2. Build Relationships
Our lives can get so busy. It's nice to stop everything and take the time to connect with our family. Mealtime is a great opportunity to ask each other about his or her day, make plans, or joke around together. It's also a great time to model family traditions or teach values (e.g., praying before a meal, using table manners, etc).
💡Tip: Keep mealtime conversation positive and save more serious or discipline-related topics for another time.
3. Protect Against Substance Use
Family dinners can reduce kids' likelihood of trying illegal substances. A study conducted by the National Center on Substance Abuse (CASA) at Columbia University found that compared to teens who have frequent family dinners (5 or more per week), teens who have infrequent family dinners (fewer than 3 per week) are four times as likely to smoke, two and a half times more likely to use marijuana and more than twice as likely to use alcohol.
It's truly amazing how eating together as a family can have such long-lasting benefits!
💡Tip: To keep family meals intimate and free of distractions, consider making this a screen- and phone-free time.
4. Support Mental Health and Well-Being
So many children crave undivided attention from their parents. Mealtime is a great chance for grown-ups to focus on their kids, observe their moods, and learn about what is going on in their lives. And kids benefit from this special time with their family. A Canadian Study published in the Canadian Family Physician Journal found a positive relationship between frequent family meals and increased self-esteem and school success.
💡Tip: Consider taking turns sharing two of the BEST things that happened in your day as well as one of the HARDEST parts of your day.
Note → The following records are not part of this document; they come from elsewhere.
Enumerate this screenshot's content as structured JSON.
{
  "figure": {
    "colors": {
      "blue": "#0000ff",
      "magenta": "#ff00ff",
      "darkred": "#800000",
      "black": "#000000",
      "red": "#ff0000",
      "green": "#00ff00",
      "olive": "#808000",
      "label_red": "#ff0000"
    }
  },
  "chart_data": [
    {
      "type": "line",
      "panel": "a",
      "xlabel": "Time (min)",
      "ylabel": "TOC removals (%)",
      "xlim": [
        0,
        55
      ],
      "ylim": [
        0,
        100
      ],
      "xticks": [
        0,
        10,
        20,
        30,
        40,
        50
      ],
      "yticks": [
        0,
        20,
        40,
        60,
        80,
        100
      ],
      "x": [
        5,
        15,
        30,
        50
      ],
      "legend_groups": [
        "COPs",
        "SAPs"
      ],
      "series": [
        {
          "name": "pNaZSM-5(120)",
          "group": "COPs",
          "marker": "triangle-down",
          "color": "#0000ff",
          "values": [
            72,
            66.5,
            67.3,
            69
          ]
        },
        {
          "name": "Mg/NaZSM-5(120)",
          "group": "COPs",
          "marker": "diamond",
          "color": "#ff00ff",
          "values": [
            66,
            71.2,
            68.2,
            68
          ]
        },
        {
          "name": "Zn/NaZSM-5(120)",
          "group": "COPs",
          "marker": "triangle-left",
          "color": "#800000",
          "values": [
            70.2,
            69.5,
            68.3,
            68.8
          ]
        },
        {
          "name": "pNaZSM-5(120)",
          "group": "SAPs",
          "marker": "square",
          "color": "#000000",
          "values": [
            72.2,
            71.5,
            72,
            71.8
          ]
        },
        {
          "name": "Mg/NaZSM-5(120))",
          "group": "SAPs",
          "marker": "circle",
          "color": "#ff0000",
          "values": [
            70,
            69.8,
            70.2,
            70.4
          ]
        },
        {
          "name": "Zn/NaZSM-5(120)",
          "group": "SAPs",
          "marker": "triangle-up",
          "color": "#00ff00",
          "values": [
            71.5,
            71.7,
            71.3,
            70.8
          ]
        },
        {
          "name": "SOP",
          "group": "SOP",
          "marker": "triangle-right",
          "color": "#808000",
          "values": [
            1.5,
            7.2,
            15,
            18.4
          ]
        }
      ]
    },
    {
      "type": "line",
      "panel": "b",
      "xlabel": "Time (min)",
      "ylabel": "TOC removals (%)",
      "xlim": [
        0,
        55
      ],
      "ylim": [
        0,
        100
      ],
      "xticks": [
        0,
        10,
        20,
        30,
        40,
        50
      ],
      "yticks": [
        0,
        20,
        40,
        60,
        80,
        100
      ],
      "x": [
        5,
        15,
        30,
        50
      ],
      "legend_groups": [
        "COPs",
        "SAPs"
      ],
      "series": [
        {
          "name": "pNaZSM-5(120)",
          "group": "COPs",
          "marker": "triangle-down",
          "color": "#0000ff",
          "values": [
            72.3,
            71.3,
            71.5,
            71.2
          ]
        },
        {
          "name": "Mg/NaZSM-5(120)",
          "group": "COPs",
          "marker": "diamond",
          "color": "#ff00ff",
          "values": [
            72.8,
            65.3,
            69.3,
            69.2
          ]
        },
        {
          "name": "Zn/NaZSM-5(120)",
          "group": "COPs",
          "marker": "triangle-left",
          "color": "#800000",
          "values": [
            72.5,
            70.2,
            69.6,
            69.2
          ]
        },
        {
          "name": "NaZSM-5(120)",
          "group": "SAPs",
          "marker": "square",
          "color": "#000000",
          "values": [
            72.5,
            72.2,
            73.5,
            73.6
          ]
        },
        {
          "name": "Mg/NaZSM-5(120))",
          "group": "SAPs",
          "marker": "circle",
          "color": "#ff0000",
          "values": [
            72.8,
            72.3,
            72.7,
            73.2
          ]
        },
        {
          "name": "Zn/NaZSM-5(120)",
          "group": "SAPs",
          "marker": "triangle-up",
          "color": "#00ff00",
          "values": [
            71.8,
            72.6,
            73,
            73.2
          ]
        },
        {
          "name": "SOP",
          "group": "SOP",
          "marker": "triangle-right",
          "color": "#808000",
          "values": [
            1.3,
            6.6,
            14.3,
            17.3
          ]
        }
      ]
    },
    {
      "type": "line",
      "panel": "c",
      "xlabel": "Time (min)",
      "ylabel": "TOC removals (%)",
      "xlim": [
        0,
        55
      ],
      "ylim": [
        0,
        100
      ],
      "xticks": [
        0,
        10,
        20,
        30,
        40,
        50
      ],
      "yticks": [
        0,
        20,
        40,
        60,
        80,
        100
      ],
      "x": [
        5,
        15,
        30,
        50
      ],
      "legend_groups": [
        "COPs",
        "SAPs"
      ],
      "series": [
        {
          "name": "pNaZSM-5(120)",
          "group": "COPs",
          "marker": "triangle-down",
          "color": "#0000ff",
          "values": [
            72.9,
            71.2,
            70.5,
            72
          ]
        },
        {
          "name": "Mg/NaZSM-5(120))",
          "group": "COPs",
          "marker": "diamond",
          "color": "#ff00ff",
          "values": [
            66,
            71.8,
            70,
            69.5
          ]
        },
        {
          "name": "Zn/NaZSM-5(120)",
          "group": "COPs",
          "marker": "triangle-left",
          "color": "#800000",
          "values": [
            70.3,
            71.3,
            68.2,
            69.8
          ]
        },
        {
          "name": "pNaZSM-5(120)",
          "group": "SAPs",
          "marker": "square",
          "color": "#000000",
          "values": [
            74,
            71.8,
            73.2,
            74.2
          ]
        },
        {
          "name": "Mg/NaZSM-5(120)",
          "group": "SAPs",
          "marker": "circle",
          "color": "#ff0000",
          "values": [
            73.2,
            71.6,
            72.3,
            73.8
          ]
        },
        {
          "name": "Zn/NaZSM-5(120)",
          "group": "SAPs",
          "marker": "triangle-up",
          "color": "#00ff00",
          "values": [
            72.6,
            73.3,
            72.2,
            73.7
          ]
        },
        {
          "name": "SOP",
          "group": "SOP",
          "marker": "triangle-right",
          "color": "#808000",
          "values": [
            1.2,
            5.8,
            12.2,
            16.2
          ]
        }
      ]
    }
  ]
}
5. Teach Social Skills and Responsible Behaviors
When we eat together as a family, kids can practice their social skills, like asking questions, taking turns talking, and sharing food (i.e., choosing to split the last piece of toast). Family mealtime also allows very young kids to practice their emerging fine motor and language skills. Finally, mealtime can help reinforce responsible behaviors, like helping out with dinnertime chores. Such involvement can boost kids' self-esteem and help them feel like valuable members of the family.
💡Tip: Consider letting kids choose a way to help out during mealtime. For example, one child can set the table, one can dish up the meal, and one can be in charge of clearing the dishes.